Apache Spark #2

Published in

YavarTechWorks

4 min readApr 28, 2023

Hello everyone I am Bennison, In this article we are going to learn about Apache Spark.

Basically, Apache Spark is for processing the data. it is mostly used in big data processing. But other several options are also available to process the big data such as Hadoop, Storm, etc. Even there are several technologies are available, Hadoop and Storm are the leading technology in big data processing. Spark is ten times faster than Hadoop, that is a proven statement.
When you start to learn Apache Spark, you need to have some basic knowledge of Hive, Map Reduce, and the Hadoop File system. To learn Spark we need to have knowledge of either one of the following languages python, scala, or Java.

What is Spark?

The major role of Spark is processing the data. Here the data processing is going to be distributed.
The Spark core engine has four frameworks on it, that are, spark SQL, spark streaming, M lib, and graph x.
M lib is for machine learning, graph x is for graph-based analysis. Data engineers must have knowledge of Spark, Spark Stream, and Spark SQL.
Basically, Apache Spark process the data in two ways. one is batch processing and the other is streaming processing.
In Spark, Using the Spark core component, we can do batch processing, and using the Spark streaming we can do stream processing.
Before Spark came, batch processing is done by Hadoop, and stream processing is done by some other technology like Apache Storm.
By giving the SQL structure to data, we can process the data like an SQL query engine.

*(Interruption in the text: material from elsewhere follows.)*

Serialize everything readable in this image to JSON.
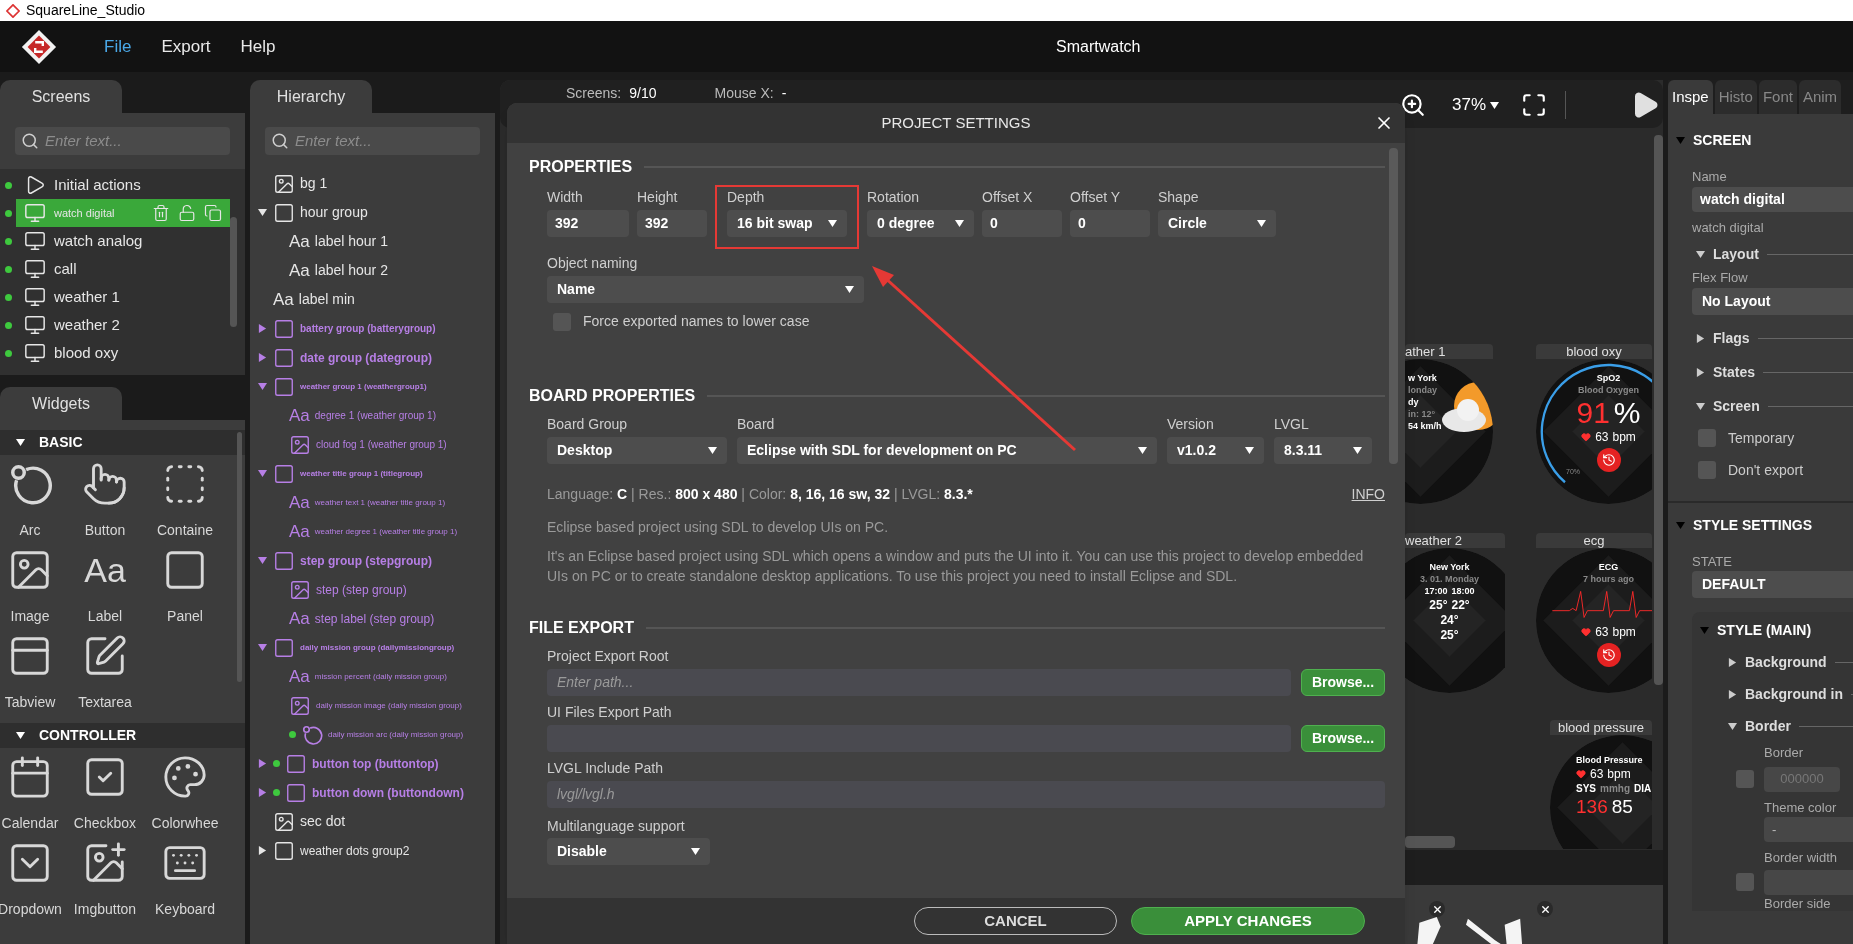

In batch processing, basically, we would store data somewhere, and process it after some time based on some condition.
If you need to process the data, then only we process that stored data.

In stream processing (live data processing), When you get the data, we process that data immediately, instead of storing it somewhere.
Hadoop only supports batch processing, at the same time spark supports both batch and stream processing.

We can separate the Spark framework as a Data layer.

You may not hear about data pipelines and data lakes, So here I added those use cases here. The data pipeline is used to migrate the data from one place to another place. data lake is a centralized repository to store, process, and secure a large amount of structured, semi-structured, and unstructured data.

Here the thing is, Spark SQL, Spark MLib, Spark Streamings, and Spark Graph X are comes under the data processing. So Spark is only for data processing. but Hadoop has Hive, HDFS, Sqoop, Flume, Pig, Mahout Map Reduce and etc.
In the above HDFS, Hive, and HBase are comes under data storage, and Hive, Pig, and Map Reduce are comes under Data processing. And Sqoop, Flume are helping in the Data Pipeline. Mahout is used in data science. Apache squeeze is used in data scheduling.
When we compare Spark with Hadoop, Spark only supports data processing but Hadoop supports all data layers.
Now you may ask questions like If I go with spark, and that time I need storage or pipeline, what should I do? The solution to this question comes under the next session.

Spark supports data storage like NoSQL, RDBMS, Distributed file systems, and standalone file systems.
HBase, Cassandra, and MongoDB are top NoSQL databases. Spark can be connected to these kinds of NoSQL databases. HBase database comes in Hadoop.
Spark can be connected to any type of RDBMS database by using JDBC, or ODBC,
Spark can be connected to any type of Distributed file system. HDFS has distributed filesystem. By default, Spark uses the HDFS distributed file system. By default Spark deployed on Hadoop, That’s why Spark uses HDFS as its default data storage.
Here is the important this, In a big data project we can see the project without Spark, but we can not see the project without Hadoop only with Spark. Because Spark runs on Hadoop. and Spark uses some other Hadoop framework. Spark can directly run on Windows and Linux.
We need to remember one thing, Spark is not a replacement for Hadoop, Spark is a replacement for Map Reduce in Hadoop.
We can integrate Spark with Hadoop’s all components except Map Reduce because Spark is a replacement for Map Reduce.

When I install and run the spark, some processes will be running in the background, these processes are called daemon processes.
Two background processes will be run the background, one is master, and another one is worker.

Standalone: If I install and run the spark only in my clusters without Hadoop, that is called a standalone deployment.
Yarn (Yet another negotiator): Installing Spark with Hadoop is called Yarn deployment. Another deployment method is mesos, this is also like a yarn deployment method.

I hope you all understood the concept of Apache Spark. thanks for reading this Article.